Eu fui batizada, me confirmei, me casei e até hoje faço parte da Igreja Evangélica de Confissão Luterana -  IECLB. Isto vem de berço, meus pais, avós, bisavós, de ambos os lados pertenciam a IECLB.  Meu trisavô  paterno  - Lorenz Konrad - foi um dos fundadores da igreja evangélica  em Linha Nova/RS, logo que ele, imigrante, chegou da Alemanha. 
Meus pais sempre fizeram parte da diretoria da igreja em Estância Velha. Todos os anos esta comunidade fazia grandes kermesses, por ocasião da data de fundação da igreja. Tinham muito trabalho com a preparação e até nós, crianças e depois jovens, participávamos desta organização.
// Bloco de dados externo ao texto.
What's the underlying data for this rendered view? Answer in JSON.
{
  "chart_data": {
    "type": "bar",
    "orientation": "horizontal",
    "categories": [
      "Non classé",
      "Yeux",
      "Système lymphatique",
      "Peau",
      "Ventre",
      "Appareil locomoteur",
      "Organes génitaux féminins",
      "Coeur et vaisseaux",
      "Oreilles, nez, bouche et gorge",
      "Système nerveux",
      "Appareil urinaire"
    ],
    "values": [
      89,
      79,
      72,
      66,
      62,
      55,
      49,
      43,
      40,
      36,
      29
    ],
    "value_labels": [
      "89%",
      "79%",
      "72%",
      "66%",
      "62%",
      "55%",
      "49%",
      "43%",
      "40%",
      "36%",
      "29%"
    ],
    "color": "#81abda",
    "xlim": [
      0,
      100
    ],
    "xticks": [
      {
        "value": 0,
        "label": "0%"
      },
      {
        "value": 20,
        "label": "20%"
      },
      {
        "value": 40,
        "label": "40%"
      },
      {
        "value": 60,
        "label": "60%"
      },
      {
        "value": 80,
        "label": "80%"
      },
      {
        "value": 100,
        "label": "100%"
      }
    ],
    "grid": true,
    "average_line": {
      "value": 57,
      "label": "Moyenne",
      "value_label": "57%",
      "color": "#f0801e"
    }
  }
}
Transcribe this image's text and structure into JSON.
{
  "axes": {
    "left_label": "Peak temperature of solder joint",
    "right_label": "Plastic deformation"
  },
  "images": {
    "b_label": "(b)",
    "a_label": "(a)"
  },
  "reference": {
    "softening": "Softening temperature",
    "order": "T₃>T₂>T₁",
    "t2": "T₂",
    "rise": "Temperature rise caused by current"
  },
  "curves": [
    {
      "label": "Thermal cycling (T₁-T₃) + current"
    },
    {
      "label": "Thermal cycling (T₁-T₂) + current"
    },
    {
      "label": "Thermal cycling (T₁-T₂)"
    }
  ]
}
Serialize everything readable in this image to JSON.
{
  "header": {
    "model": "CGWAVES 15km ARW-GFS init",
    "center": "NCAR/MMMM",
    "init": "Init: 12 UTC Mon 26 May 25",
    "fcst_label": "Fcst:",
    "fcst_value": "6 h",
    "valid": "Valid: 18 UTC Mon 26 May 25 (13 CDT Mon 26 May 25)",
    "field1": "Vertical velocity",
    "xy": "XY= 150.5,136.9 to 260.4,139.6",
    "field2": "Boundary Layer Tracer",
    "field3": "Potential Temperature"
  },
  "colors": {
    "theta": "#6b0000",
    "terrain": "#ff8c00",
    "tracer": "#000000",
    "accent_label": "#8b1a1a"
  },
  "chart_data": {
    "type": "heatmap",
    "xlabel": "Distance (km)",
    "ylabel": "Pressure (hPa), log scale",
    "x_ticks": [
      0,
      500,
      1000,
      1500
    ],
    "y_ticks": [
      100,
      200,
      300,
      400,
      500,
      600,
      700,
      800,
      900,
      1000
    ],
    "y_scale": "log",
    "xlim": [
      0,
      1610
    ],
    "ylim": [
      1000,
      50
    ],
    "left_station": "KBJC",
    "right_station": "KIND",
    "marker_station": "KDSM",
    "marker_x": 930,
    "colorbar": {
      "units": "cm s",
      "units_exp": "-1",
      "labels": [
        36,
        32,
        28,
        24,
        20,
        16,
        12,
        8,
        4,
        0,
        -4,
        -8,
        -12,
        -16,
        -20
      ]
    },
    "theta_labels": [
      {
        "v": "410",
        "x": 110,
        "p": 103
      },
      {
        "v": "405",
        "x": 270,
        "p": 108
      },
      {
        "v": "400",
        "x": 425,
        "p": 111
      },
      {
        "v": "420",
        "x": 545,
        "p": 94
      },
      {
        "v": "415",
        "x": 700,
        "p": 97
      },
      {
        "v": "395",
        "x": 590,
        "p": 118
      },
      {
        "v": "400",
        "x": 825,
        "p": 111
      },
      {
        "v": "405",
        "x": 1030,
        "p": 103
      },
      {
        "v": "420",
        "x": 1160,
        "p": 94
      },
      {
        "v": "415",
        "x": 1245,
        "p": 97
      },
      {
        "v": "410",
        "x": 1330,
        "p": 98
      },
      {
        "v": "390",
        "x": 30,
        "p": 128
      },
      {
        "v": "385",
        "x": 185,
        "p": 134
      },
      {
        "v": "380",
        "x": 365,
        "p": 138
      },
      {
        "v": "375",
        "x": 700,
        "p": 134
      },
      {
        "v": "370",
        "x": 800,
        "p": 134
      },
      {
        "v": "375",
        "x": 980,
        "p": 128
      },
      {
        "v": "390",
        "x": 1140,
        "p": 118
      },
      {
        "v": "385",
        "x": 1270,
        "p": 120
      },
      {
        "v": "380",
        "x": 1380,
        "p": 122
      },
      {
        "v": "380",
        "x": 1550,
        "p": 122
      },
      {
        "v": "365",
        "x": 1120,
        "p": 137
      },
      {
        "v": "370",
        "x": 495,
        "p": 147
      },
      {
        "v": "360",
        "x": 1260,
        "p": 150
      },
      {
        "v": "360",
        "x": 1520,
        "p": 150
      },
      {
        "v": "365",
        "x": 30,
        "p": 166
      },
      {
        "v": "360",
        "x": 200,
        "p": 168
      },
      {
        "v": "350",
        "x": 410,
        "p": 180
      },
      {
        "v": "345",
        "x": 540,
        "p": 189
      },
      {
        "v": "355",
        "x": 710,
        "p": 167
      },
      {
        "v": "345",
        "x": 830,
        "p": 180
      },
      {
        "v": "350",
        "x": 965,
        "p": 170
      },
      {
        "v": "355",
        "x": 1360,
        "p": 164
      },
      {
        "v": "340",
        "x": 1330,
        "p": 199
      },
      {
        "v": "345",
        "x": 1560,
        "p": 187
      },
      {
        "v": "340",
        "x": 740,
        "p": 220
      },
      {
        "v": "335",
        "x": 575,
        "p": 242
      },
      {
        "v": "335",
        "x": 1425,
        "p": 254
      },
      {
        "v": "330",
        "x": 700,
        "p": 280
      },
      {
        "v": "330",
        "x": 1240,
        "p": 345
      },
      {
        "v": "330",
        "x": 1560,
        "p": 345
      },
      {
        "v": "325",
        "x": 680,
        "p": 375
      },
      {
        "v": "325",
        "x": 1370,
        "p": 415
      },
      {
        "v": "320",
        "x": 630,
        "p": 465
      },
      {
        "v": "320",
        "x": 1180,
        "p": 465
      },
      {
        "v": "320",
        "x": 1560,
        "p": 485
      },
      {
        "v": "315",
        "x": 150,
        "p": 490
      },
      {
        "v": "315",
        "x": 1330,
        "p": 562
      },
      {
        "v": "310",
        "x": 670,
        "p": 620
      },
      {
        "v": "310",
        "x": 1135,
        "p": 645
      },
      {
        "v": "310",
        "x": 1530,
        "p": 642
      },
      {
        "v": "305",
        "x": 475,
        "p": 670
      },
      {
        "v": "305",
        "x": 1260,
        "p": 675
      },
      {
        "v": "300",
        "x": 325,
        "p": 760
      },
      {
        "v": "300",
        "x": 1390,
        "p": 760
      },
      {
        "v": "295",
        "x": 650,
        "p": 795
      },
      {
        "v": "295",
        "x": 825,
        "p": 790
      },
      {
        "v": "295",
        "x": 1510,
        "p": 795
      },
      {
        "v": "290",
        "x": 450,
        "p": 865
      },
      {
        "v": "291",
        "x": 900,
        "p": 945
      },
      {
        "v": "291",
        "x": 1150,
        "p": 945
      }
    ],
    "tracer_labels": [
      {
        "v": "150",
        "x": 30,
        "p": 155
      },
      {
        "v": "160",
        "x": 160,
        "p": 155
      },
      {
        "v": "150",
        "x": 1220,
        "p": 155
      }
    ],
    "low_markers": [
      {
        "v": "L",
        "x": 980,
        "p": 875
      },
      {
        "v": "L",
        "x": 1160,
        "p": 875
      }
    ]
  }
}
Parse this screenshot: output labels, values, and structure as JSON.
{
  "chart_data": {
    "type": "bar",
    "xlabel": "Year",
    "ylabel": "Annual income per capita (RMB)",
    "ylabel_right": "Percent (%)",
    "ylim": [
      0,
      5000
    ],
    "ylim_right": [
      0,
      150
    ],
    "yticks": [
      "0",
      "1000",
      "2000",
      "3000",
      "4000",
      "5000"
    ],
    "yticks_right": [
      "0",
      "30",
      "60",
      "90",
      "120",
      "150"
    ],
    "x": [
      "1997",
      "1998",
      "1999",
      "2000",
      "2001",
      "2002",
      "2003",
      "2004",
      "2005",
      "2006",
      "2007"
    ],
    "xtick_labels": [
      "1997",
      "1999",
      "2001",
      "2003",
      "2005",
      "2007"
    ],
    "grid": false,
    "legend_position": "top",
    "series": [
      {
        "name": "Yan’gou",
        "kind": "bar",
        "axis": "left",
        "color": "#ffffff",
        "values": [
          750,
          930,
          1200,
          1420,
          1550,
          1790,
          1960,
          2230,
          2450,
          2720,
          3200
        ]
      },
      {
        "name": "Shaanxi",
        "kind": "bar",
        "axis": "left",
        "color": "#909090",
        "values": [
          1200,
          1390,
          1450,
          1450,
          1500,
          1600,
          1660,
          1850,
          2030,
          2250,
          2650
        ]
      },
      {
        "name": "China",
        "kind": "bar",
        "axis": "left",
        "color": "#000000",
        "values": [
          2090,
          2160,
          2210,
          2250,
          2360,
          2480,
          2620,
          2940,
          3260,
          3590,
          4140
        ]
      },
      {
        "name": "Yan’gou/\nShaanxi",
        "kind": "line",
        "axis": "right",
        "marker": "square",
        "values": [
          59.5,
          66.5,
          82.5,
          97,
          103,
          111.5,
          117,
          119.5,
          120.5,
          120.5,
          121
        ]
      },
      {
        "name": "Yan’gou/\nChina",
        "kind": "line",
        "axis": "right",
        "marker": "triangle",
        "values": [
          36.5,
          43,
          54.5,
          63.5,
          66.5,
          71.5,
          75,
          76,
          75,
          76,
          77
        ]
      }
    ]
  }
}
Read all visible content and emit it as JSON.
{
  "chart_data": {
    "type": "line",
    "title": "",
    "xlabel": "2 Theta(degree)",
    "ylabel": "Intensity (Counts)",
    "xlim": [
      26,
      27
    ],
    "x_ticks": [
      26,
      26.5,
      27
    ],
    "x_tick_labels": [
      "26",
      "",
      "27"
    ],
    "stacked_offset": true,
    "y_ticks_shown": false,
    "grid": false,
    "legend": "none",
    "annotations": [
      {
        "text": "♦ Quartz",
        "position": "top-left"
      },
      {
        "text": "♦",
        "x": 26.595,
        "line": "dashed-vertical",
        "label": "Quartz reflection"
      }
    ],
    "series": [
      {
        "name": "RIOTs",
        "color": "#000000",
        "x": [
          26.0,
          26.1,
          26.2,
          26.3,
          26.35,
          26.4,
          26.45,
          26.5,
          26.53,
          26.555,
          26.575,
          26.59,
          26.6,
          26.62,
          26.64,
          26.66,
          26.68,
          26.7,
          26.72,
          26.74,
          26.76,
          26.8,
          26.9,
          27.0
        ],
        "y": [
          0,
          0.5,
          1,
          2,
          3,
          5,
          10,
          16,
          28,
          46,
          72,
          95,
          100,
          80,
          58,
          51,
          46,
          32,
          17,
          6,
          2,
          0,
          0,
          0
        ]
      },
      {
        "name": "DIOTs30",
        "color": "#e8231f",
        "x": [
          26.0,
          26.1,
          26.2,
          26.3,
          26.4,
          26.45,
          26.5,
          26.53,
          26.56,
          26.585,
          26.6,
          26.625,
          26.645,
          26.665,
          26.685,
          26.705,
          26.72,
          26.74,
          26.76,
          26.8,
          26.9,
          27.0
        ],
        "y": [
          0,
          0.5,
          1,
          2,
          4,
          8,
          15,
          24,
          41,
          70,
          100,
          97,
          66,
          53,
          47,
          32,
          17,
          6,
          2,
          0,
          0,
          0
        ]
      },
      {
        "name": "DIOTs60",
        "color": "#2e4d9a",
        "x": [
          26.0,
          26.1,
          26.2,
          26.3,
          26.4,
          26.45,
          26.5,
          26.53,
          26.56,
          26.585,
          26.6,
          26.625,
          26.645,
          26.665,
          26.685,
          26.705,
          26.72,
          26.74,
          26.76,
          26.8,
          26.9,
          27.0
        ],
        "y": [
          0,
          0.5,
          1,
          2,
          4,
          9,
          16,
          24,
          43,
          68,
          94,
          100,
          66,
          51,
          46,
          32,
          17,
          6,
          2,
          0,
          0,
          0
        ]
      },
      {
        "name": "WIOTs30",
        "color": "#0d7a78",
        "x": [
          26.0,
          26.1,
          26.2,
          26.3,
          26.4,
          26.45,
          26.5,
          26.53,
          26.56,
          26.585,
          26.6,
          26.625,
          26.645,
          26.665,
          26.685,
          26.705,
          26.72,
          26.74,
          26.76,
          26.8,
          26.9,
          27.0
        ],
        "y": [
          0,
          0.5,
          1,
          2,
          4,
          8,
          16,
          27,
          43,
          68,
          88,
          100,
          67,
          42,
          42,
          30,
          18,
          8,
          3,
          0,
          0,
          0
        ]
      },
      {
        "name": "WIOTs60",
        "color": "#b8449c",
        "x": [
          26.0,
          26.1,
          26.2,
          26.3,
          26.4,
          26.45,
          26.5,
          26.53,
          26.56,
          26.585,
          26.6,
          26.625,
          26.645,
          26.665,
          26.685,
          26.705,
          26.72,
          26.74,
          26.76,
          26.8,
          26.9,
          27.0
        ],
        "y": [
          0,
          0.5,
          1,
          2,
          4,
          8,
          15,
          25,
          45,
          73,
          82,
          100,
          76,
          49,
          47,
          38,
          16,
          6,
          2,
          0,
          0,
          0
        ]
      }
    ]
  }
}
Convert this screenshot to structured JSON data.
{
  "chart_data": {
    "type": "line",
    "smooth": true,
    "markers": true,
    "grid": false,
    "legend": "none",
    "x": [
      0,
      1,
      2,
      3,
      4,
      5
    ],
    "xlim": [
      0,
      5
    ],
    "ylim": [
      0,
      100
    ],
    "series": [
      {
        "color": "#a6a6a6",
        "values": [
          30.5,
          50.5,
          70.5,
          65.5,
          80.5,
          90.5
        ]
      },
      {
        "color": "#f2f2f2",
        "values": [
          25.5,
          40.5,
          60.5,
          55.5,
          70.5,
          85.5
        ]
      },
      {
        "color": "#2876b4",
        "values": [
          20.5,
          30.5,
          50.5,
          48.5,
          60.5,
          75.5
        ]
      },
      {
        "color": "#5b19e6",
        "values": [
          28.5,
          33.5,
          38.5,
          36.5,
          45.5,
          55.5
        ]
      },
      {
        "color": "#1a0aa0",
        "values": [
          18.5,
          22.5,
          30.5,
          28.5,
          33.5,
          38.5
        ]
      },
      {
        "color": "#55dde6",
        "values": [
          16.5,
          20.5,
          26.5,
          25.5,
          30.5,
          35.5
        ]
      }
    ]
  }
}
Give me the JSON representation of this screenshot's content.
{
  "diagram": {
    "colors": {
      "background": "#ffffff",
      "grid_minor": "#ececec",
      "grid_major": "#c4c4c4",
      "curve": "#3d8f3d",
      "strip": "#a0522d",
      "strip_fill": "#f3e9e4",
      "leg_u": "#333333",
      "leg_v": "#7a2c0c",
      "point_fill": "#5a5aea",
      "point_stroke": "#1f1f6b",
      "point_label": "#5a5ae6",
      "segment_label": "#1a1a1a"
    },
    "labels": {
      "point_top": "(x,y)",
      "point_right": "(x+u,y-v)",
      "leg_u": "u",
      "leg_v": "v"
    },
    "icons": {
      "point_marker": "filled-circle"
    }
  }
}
Estas kermesses juntavam muito povo, era servido  almoço, com galeto, churrasco e muitos acompanhamentos. Sobremesas das mais diversas. A tarde um café delicioso com muitas cucas, bolos e tortas. Sempre tinha alguns músicos e bandinhas que animavam a festa e um local onde até dançavam. Tinha muitas bancas com brincadeiras e onde se podia ganhar prêmios  diversos.
                                     
 O salão da comunidade lotado de pessoas nos  tradicionais almoços nas kermesses. (Foto de tempo mais recente)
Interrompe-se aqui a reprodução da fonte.